Zoe Cowherd Alameda, owner and funeral director of Alameda Family Funeral Cremation, said, “Hospice is not wishing for someone to die sooner, but it is wishing for them to have a good and comfortable death, to be able to tell their loved ones that they love them, and loved ones can tell him how much that person meant to them, and to give their life meaning. In any community not just in Asian community, sometimes they think that going to hospice is giving up, but it isn’t giving up, but it is giving a benefit to the end of life.”

Wun commented on what HCCN is doing is more progressive than what American mainstream new media are talking about.

“People say they don’t want to talk about it, but when you hold seminars like this, the room is filled up. People want to talk about it. We find that when we put on a program is that my children don’t want to talk about it, but I need to prepare and talk care of this business so my children won’t have to make these decisions for me. Part of it is cultural,” she said.

The End-of-Life Care Seminar for Chinese Americans will be held at the Santa Clara Valley Medical Center on March 2, 2013 from 8:30 am to 4 pm. The event is sponsored by Dignity Providers of Bay Area, El Camino Hospital/Chinese Health Initiative, Mission Hospice & Home Care of San Mateo County, Hospice of the Valley of Santa Clara County, Alameda Family Funeral Cremation, and Coalition for Compassionate Care of California.

The seminar is limited to 150 participants (lunch will be provided). Pre-registration can be made by calling Herald Cancer Care Network at 408-986-8584 or online at http://cancer.cchc.org.

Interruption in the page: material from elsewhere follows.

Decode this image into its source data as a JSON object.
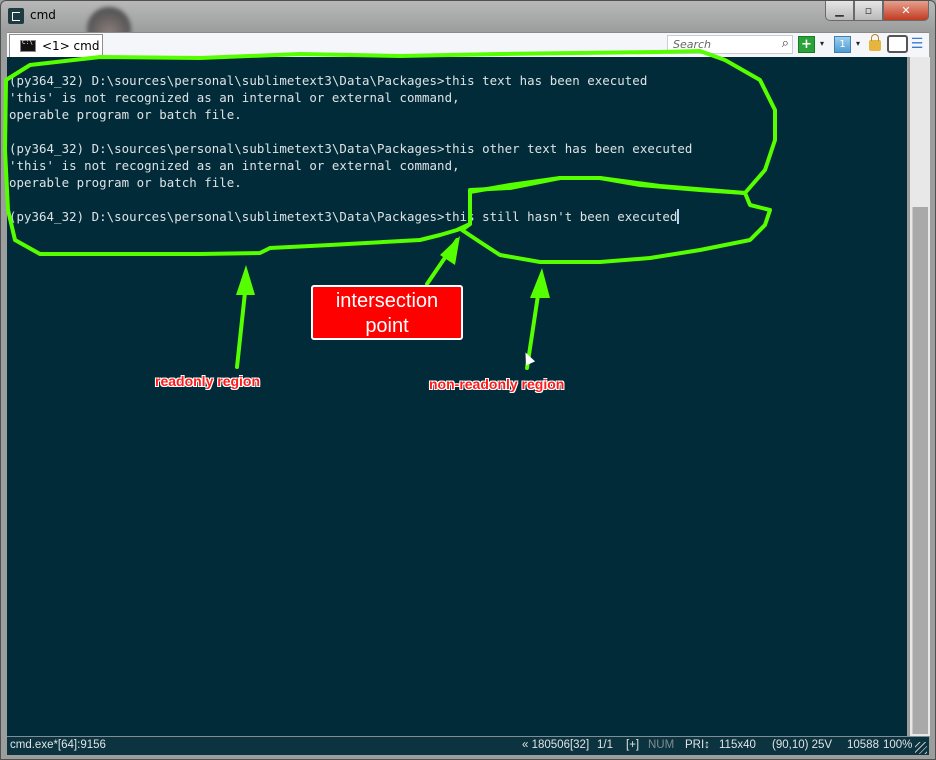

Herald Cancer Care Network (NCCN) is a subsidiary of Herald Cares and has been established since 2004 in San Francisco Bay Area. Over the last eight years, HCCN has provided direct services to over 3,000 Chinese cancer patients and family members, and outreached to another 6,000 people in cancer education, screening, and caregiving training seminars in America. HCCN provides both local and nation-wide cancer care programs to local Chinese communities throughout the states. HCCN has 20 volunteers answering phones and providing telephone care, and support group at Valley Medical Center. Their monthly telephone conference is provided in Cantonese, Mandarin, and Taiwanese. They work through churches and other non-profit organizations such as American Cancer Society, El Camino Hospital.